Science and science fiction has predicted a lot of technological innovations that never came to pass. So often do we wind up with antiquated ideas of what the future will look like, that there's a neologism (coined by Douglas Adams and John Lloyd in the Meaning of Liff) to describe things that are at once futuristic and badly outdated- "zeerust". These ideas are usually based on current technological and social trends, ignoring the impact other trends may have on the technology of the future, or simply due to inability of the predictors to relate to the population at large. A good example would be early personal computers- the Honeywell 316 was designed for the home, created in '69 by people who could not think of any possible home use for a computer other than organizing recipes. Purchase of the $10K 100 lb unit included a two week crash course in programming- there's no evidence that so much as a single unit sold.

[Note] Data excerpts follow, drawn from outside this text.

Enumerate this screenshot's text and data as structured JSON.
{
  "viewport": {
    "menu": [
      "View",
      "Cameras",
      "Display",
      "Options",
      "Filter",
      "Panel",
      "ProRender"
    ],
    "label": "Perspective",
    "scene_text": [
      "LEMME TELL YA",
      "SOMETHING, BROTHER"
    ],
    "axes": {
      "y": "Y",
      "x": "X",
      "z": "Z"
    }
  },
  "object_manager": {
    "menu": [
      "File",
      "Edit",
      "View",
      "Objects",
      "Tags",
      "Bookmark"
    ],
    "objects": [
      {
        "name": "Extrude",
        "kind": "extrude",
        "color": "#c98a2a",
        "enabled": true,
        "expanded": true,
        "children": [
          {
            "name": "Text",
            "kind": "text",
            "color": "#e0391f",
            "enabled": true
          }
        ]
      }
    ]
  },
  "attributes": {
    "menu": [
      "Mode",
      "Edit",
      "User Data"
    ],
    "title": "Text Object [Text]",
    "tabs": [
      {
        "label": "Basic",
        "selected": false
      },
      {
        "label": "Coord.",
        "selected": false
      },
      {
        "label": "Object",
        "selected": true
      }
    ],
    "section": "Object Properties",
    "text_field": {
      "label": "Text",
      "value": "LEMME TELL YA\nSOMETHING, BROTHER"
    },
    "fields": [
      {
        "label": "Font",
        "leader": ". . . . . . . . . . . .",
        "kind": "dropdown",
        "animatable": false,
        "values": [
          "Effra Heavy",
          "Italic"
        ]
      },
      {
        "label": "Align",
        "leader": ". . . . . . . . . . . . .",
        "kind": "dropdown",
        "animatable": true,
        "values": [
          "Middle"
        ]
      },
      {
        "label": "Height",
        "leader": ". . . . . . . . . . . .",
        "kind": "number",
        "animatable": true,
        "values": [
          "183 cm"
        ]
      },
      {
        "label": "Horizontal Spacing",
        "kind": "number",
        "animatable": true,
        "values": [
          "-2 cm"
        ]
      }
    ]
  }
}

As absurd as the H316 seems, especially with its painfully sexist advertising slogans, i have a certain strange love for the style. There's something wonderful about the World of Tomorrow (that never came) that was so ubiquitous during the middle of the last century, perhaps due to all the old Disney and Warner Bros animated shorts I viewed as a kid.

What's your favorite zeerusty concept? Personally, I wish we had automats everywhere. I love the notion of walls of vending machines with every kind of food item you could desire, there's something delightfully absurd about it that makes me giddy.